Let $(f_{n})$ a sequence of measurable functions, which converge to $f$ almost everywhere and for which there is a integrable function $g$, such that $|f_{n}|\leq g$ for all $n$. To show that $$\lim\limits_{n\rightarrow \infty}\int_{\Omega}f_{n}=\int_{\Omega}f$$ by Vitali Convergence Theorem we need to show that $(f_{n})$ is uniformly integrable and tight.

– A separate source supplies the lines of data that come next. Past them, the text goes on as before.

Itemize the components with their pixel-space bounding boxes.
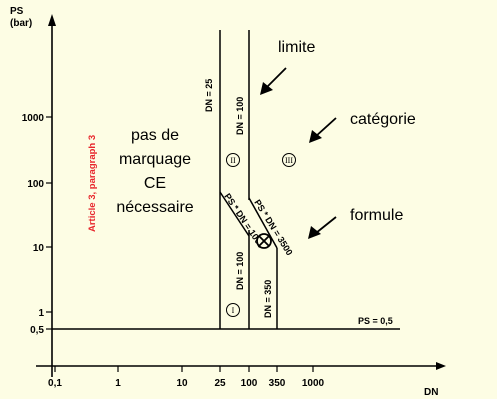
crossed-circle-icon xyxy=(256,233,272,249)
boundary-ps-dn-3500 xyxy=(248,197,278,249)
x-tick-label: 1 xyxy=(115,378,121,389)
boundary-ps-dn-1000 xyxy=(219,191,250,237)
x-tick-label: 10 xyxy=(176,378,188,389)
label-dn-350: DN = 350 xyxy=(263,280,273,318)
label-dn-100-lower: DN = 100 xyxy=(235,252,245,290)
annotation-formule: formule xyxy=(350,207,403,224)
x-tick-label: 25 xyxy=(214,378,226,389)
category-mark-III: III xyxy=(282,153,296,167)
category-mark-II: II xyxy=(226,153,240,167)
x-tick-label: 0,1 xyxy=(48,378,62,389)
y-tick-label: 1000 xyxy=(22,113,45,124)
y-ticks: 1000 100 10 1 0,5 xyxy=(22,113,52,336)
x-tick-label: 350 xyxy=(269,378,286,389)
label-dn-25: DN = 25 xyxy=(204,79,214,112)
category-mark-III-label: III xyxy=(285,156,293,165)
annotation-pas-de: pas de xyxy=(131,127,179,144)
category-mark-I-label: I xyxy=(232,306,235,315)
y-axis-label: PS xyxy=(10,6,24,17)
y-axis-unit: (bar) xyxy=(10,18,32,29)
x-ticks: 0,1 1 10 25 100 350 1000 xyxy=(48,366,325,389)
arrow-formule-icon xyxy=(308,216,337,239)
annotation-categorie: catégorie xyxy=(350,111,416,128)
label-dn-100-upper: DN = 100 xyxy=(235,97,245,135)
x-axis-arrow-icon xyxy=(436,362,446,370)
x-tick-label: 100 xyxy=(241,378,258,389)
y-axis-arrow-icon xyxy=(48,14,56,26)
x-axis-label: DN xyxy=(424,387,438,398)
arrow-categorie-icon xyxy=(309,117,337,143)
y-tick-label: 100 xyxy=(27,179,44,190)
annotation-marquage: marquage xyxy=(119,151,191,168)
annotation-limite: limite xyxy=(278,39,315,56)
y-tick-label: 10 xyxy=(33,243,45,254)
y-tick-label: 1 xyxy=(38,308,44,319)
annotation-ce: CE xyxy=(144,175,166,192)
category-mark-II-label: II xyxy=(230,156,236,165)
label-ps-05: PS = 0,5 xyxy=(358,316,393,326)
annotation-necessaire: nécessaire xyxy=(116,199,193,216)
category-mark-I: I xyxy=(226,303,240,317)
y-tick-label: 0,5 xyxy=(30,325,44,336)
annotation-article: Article 3, paragraph 3 xyxy=(87,135,98,232)
x-tick-label: 1000 xyxy=(302,378,325,389)
arrow-limite-icon xyxy=(260,67,287,95)
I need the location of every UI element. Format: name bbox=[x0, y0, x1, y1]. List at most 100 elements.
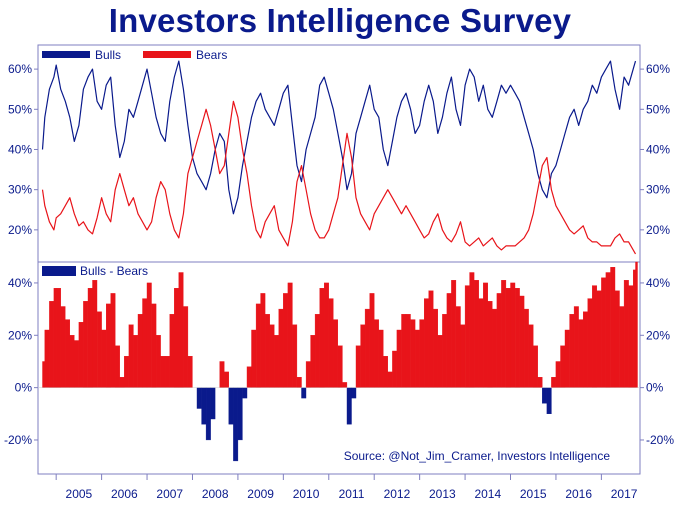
spread-bar bbox=[260, 293, 266, 388]
spread-bar bbox=[419, 319, 425, 388]
spread-bar bbox=[42, 361, 45, 388]
bottom-panel-frame bbox=[37, 261, 641, 475]
spread-bar bbox=[49, 301, 55, 388]
x-tick-label: 2008 bbox=[202, 487, 229, 501]
spread-bar bbox=[469, 272, 475, 388]
legend-swatch-bulls bbox=[42, 51, 90, 58]
spread-bar bbox=[355, 345, 361, 388]
spread-bar bbox=[164, 356, 170, 388]
spread-bar bbox=[146, 282, 152, 388]
spread-bar bbox=[414, 329, 420, 388]
x-tick-label: 2012 bbox=[384, 487, 411, 501]
spread-bar bbox=[587, 298, 593, 388]
spread-bar bbox=[310, 335, 316, 388]
spread-bar bbox=[233, 387, 239, 462]
spread-bar bbox=[60, 306, 66, 388]
spread-bar bbox=[65, 319, 71, 388]
legend-label-bulls: Bulls bbox=[95, 48, 121, 62]
spread-bar bbox=[364, 308, 370, 388]
spread-bar bbox=[237, 387, 243, 441]
spread-bar bbox=[492, 308, 497, 388]
spread-bar bbox=[174, 288, 180, 388]
spread-bar bbox=[324, 282, 329, 388]
spread-bar bbox=[487, 301, 493, 388]
spread-bar bbox=[78, 322, 84, 388]
spread-bar bbox=[228, 387, 234, 425]
x-tick-label: 2006 bbox=[111, 487, 138, 501]
spread-bar bbox=[387, 371, 393, 388]
spread-bar bbox=[301, 387, 307, 399]
spread-bar bbox=[105, 303, 111, 388]
spread-bar bbox=[555, 361, 561, 388]
spread-bar bbox=[546, 387, 552, 415]
y-tick-label-left: 60% bbox=[8, 62, 32, 76]
spread-bar bbox=[92, 280, 98, 388]
y-tick-label-right: 40% bbox=[646, 276, 670, 290]
sentiment-panel: 20% 20% 30% 30% 40% 40% 50% 50% 60% 60% Bulls Bears bbox=[8, 44, 670, 263]
spread-bar bbox=[201, 387, 207, 425]
spread-bar bbox=[333, 319, 338, 388]
spread-bar bbox=[274, 335, 279, 388]
spread-bar bbox=[514, 288, 520, 388]
legend-swatch-spread bbox=[42, 266, 76, 276]
spread-bar bbox=[510, 282, 516, 388]
spread-bar bbox=[187, 356, 193, 388]
x-tick-label: 2016 bbox=[565, 487, 592, 501]
spread-bar bbox=[87, 288, 93, 388]
y-tick-label-right: 20% bbox=[646, 223, 670, 237]
source-note: Source: @Not_Jim_Cramer, Investors Intel… bbox=[344, 449, 611, 463]
spread-bar bbox=[505, 288, 511, 388]
spread-bar bbox=[155, 335, 161, 388]
spread-bar bbox=[351, 387, 357, 399]
y-tick-label-left: -20% bbox=[4, 433, 32, 447]
spread-bar bbox=[269, 324, 275, 388]
top-panel-frame bbox=[37, 44, 641, 263]
spread-bar bbox=[542, 387, 547, 404]
spread-bar bbox=[151, 303, 157, 388]
spread-bar bbox=[283, 293, 288, 388]
series-line-bulls bbox=[41, 60, 637, 215]
spread-bar bbox=[369, 293, 375, 388]
spread-bar bbox=[455, 306, 461, 388]
spread-bar bbox=[519, 295, 525, 388]
legend-label-spread: Bulls - Bears bbox=[80, 264, 148, 278]
y-tick-label-left: 40% bbox=[8, 142, 32, 156]
spread-bar bbox=[428, 290, 434, 388]
legend-top: Bulls Bears bbox=[42, 48, 227, 62]
spread-bar bbox=[474, 280, 479, 388]
spread-bar bbox=[53, 288, 57, 388]
y-tick-label-right: 30% bbox=[646, 183, 670, 197]
spread-bar bbox=[224, 371, 230, 388]
spread-bar bbox=[433, 308, 438, 388]
y-tick-label-right: 0% bbox=[646, 381, 664, 395]
spread-bar bbox=[383, 356, 388, 388]
spread-bar bbox=[446, 293, 452, 388]
y-tick-label-left: 50% bbox=[8, 102, 32, 116]
spread-bar bbox=[219, 361, 225, 388]
spread-bar bbox=[169, 314, 175, 388]
x-tick-label: 2013 bbox=[429, 487, 456, 501]
spread-bar bbox=[44, 329, 50, 388]
spread-bar bbox=[314, 314, 320, 388]
y-tick-label-right: 20% bbox=[646, 328, 670, 342]
spread-bar bbox=[596, 290, 602, 388]
spread-bar bbox=[210, 387, 216, 420]
spread-bar bbox=[478, 298, 484, 388]
spread-bar bbox=[101, 329, 107, 388]
spread-bar bbox=[396, 329, 402, 388]
spread-bar bbox=[392, 350, 398, 388]
spread-bar bbox=[410, 319, 416, 388]
spread-bar bbox=[614, 290, 620, 388]
y-tick-label-right: 60% bbox=[646, 62, 670, 76]
spread-bar bbox=[133, 335, 139, 388]
spread-bar bbox=[142, 298, 148, 388]
spread-bar bbox=[405, 314, 411, 388]
x-tick-label: 2007 bbox=[156, 487, 183, 501]
spread-bar bbox=[401, 314, 407, 388]
spread-bar bbox=[96, 311, 102, 388]
spread-bar bbox=[628, 285, 634, 388]
spread-bar bbox=[378, 329, 384, 388]
spread-bar bbox=[178, 272, 184, 388]
x-tick-label: 2015 bbox=[520, 487, 547, 501]
spread-bar bbox=[551, 377, 557, 388]
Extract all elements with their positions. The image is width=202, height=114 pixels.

In fact, just show that $g$ is uniformly integrable. Given $\epsilon>0$, since $g$ is integrable non-negative, there is $g_{\epsilon}$ measurable bounded function of finite support for which $0\leq g_{\epsilon}\leq g$ and $$0\leq \int_{\Omega}g-\int_{\Omega}g_{\epsilon}< \frac{\epsilon}{2}.$$ Now, let $A\subset \Omega$ measurable set. Since $g-g_{\epsilon}\geq 0$, we have $$\int_{A}g-\int_{A}g_{\epsilon}=\int_{A}[g-g_{\epsilon}]\leq \int_{\Omega}[g-g_{\epsilon}]=\int_{\Omega}g-\int_{\Omega}g_{\epsilon}< \frac{\epsilon}{2}$$ Furthermore, since $g_{\epsilon}$ is bounded, there is $M>0$ such that $0\leq g_{\epsilon}\leq M$, so $$\int_{A}g<\int_{A}g_{\epsilon}+\frac{\epsilon}{2}\leq \int_{A}M+\frac{\epsilon}{2}=M\cdot m(A)+\frac{\epsilon}{2}$$ Thus, taking $\delta=\frac{\epsilon}{2M}$, we have $$m(A)<\delta \Rightarrow \int_{A}g<M\cdot \delta +\frac{\epsilon}{2}=\frac{\epsilon}{2}+\frac{\epsilon}{2}=\epsilon$$ Therefore, $g$ is uniformly integrable, hence $(f_{n})$ is also, because $$\int_{A}|f_{n}|\leq \int_{A}g<\epsilon.$$ It remains to be shown that $(f_{n})$ is tight. To this end, we will show that $g$ is tight. But its very simple, because given $\epsilon>0$, there is $g_{\epsilon}$ as before such that $0\leq g_{\epsilon}\leq g$ and $$\int_{\Omega}g-\int_{\Omega}g_{\epsilon}<\epsilon$$ and $g_{\epsilon}$ vanishes outside a subset $A_{0}\subset \Omega$ of finite measure. Hence, $$\int_{\Omega-A_{0}}g=\int_{\Omega-A_{0}}[g-g_{\epsilon}]\leq \int_{\Omega}[g-g_{\epsilon}]=\int_{\Omega}g-\int_{\Omega}g_{\epsilon}<\epsilon$$ Therefore, $g$ is tight and so $(f_{n})$ is tight, because $$\int_{\Omega-A_{0}}|f_{n}|\leq \int_{\Omega-A_{0}}g<\epsilon.$$ Hence, we can apply the Vitali Convergence Theorem, concluding that $f$ is integrable and $$\lim\limits_{n\rightarrow \infty}\int_{\Omega}f_{n}=\int_{\Omega}f.$$ This show the Dominated Convergence Theorem.
I would like to know another alternative proofs of Dominated Convergence Theorem.